Robot-assisted system with Ensenso 3D camera for safe handling of nuclear waste
The decommissioning of nuclear facilities poses major challenges for operators. Whether decommissioning or safe containment, the amount of nuclear waste to be disposed of is growing at an overwhelming rate worldwide. Automation is increasingly required to handle nuclear waste, but the nuclear industry is reluctant of fully autonomous robotic control methods for safety reasons, and remote-controlled industrial robots are preferred in hazardous environments. However, such complex tasks as remote-controlled gripping or cutting of unknown objects with the help of joysticks and video surveillance cameras are difficult to control and sometimes even impossible.
Anyone who has ever tried out a fairground grab machine can confirm it: Manual control of grab arms is anything but trivial. As harmless as it is to fail when trying to grab a stuffed bunny, failed attempts can be as dramatic when handling radioactive waste. To avoid damage with serious consequences for humans and the environment, the robot must be able to detect the radioactive objects in the scene extremely accurately and act with precision. The operator literally has it in his hands, it is up to him to identify the correct gripping positions.
With the help of the software, the Enseno 3D camera takes over the perception and evaluation of the depth information for the operator, whose cognitive load is considerably reduced as a result. The assistance system combines the haptic features of the object to be gripped with a special gripping algorithm. "The scene cloud is used by our system to automatically generate several stable gripping positions.
Since the point clouds captured by the 3D camera are high-resolution and dense, it is possible to generate very precise gripping positions for each object in the scene.
Based on this, our "hypothesis ranking algorithm" determines the next object to pick up, based on the robot's current position," explains Dr Naresh Marturi, Senior Research Scientist at the National Centre for Nuclear Robotics.
The principle is similar to that of the skill game Mikado, where one stick must be taken away at a time without moving any other sticks. The determined path guidance enables the robot to navigate smoothly and evenly along a desired path to the target gripping position. Like a navigation system, the system supports the operator in guiding the robot arm to the safe grasp, if necessary, also past other unknown and dangerous objects. The system calculates a safe corridor for this and helps the operator not to leave the corridor through haptic feedback.
The system maps the operator's natural hand movements exactly and reliably in real time to the corresponding movements of the robot. The operator thus always retains manual control and is able to take over in the event of component failure. He can simply turnoff AI and move back to human intelligence by turning off the “force feedback mode”. In accordance with the principle of shared control between man and machine, the system thus remains under control at all times - essential in an environment with the highest level of danger.

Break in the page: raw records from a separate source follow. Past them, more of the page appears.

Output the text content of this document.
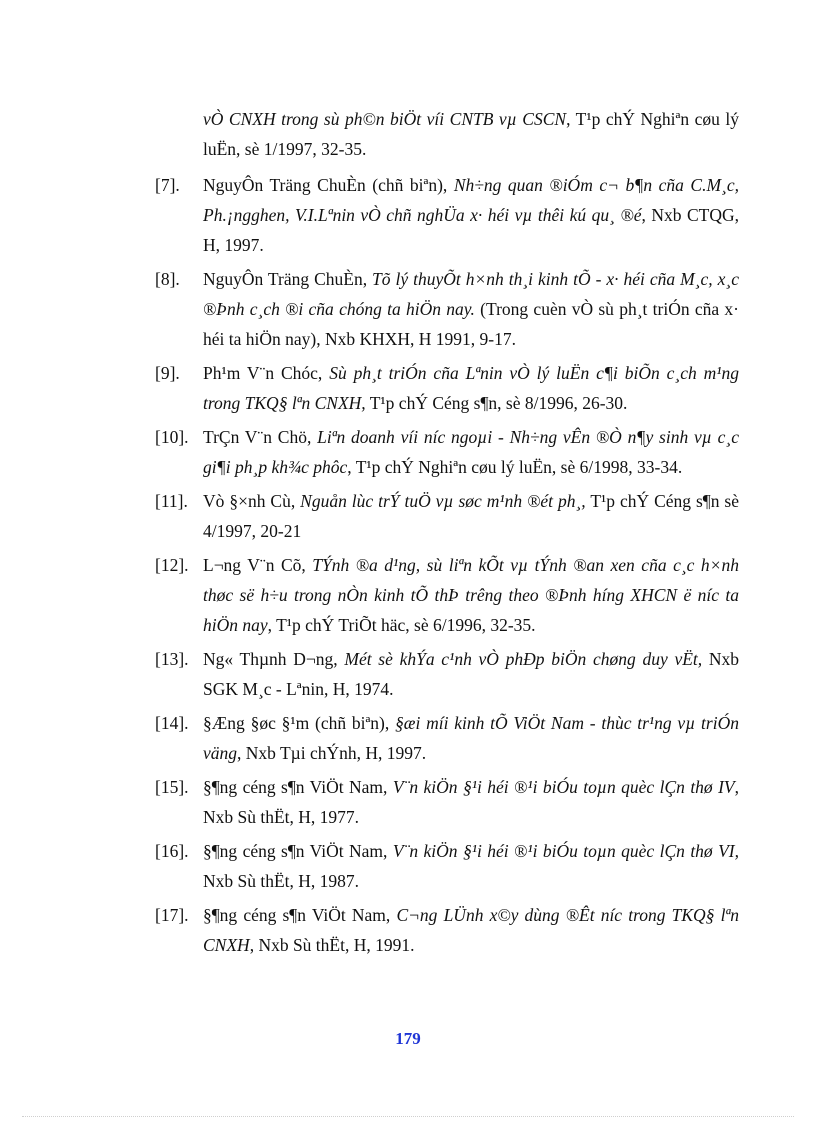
vÒ CNXH trong sù ph©n biÖt víi CNTB vµ CSCN, T¹p chÝ Nghiªn cøu lý luËn, sè 1/1997, 32-35.

[7].	NguyÔn Träng ChuÈn (chñ biªn), Nh÷ng quan ®iÓm c¬ b¶n cña C.M¸c, Ph.¡ngghen, V.I.Lªnin vÒ chñ nghÜa x· héi vµ thêi kú qu¸ ®é, Nxb CTQG, H, 1997.
[8].	NguyÔn Träng ChuÈn, Tõ lý thuyÕt h×nh th¸i kinh tÕ - x· héi cña M¸c, x¸c ®Þnh c¸ch ®i cña chóng ta hiÖn nay. (Trong cuèn vÒ sù ph¸t triÓn cña x· héi ta hiÖn nay), Nxb KHXH, H 1991, 9-17.
[9].	Ph¹m V¨n Chóc, Sù ph¸t triÓn cña Lªnin vÒ lý luËn c¶i biÕn c¸ch m¹ng trong TKQ§ lªn CNXH, T¹p chÝ Céng s¶n, sè 8/1996, 26-30.
[10]. TrÇn V¨n Chö, Liªn doanh víi níc ngoµi - Nh÷ng vÊn ®Ò n¶y sinh vµ c¸c gi¶i ph¸p kh¾c phôc, T¹p chÝ Nghiªn cøu lý luËn, sè 6/1998, 33-34.
[11]. Vò §×nh Cù, Nguån lùc trÝ tuÖ vµ søc m¹nh ®ét ph¸, T¹p chÝ Céng s¶n sè 4/1997, 20-21
[12]. L¬ng V¨n Cõ, TÝnh ®a d¹ng, sù liªn kÕt vµ tÝnh ®an xen cña c¸c h×nh thøc së h÷u trong nÒn kinh tÕ thÞ trêng theo ®Þnh híng XHCN ë níc ta hiÖn nay, T¹p chÝ TriÕt häc, sè 6/1996, 32-35.
[13]. Ng« Thµnh D¬ng, Mét sè khÝa c¹nh vÒ phÐp biÖn chøng duy vËt, Nxb SGK M¸c - Lªnin, H, 1974.
[14]. §Æng §øc §¹m (chñ biªn), §æi míi kinh tÕ ViÖt Nam - thùc tr¹ng vµ triÓn väng, Nxb Tµi chÝnh, H, 1997.
[15]. §¶ng céng s¶n ViÖt Nam, V¨n kiÖn §¹i héi ®¹i biÓu toµn quèc lÇn thø IV, Nxb Sù thËt, H, 1977.
[16]. §¶ng céng s¶n ViÖt Nam, V¨n kiÖn §¹i héi ®¹i biÓu toµn quèc lÇn thø VI, Nxb Sù thËt, H, 1987.
[17]. §¶ng céng s¶n ViÖt Nam, C¬ng LÜnh x©y dùng ®Êt níc trong TKQ§ lªn CNXH, Nxb Sù thËt, H, 1991.
179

Researchers at the Extreme Robotic Lab in Birmingham are currently developing an extension of the method to allow the use of a multi-fingered hand instead of a parallel jaw gripper. This should increase flexibility and reliability when gripping complex objects. In future, the operator will also be able to feel the forces to which the fingers of the remote-controlled robot are exposed when gripping an object. Fully autonomous gripping methods are also being developed, in which the robot arm is controlled by an AI and guided by an automatic vision system. The team is also working on visualisation tools to improve human-robot collaboration to control remote robots via a "shared control" system.
This is a promising approach for the safety and health of all of us: the handling of hazardous objects such as nuclear waste is ultimately a matter of concern to us all. By reliably capturing the relevant object information, Ensenso 3D cameras are making an important contribution to this globally prevalent task of increasing urgency.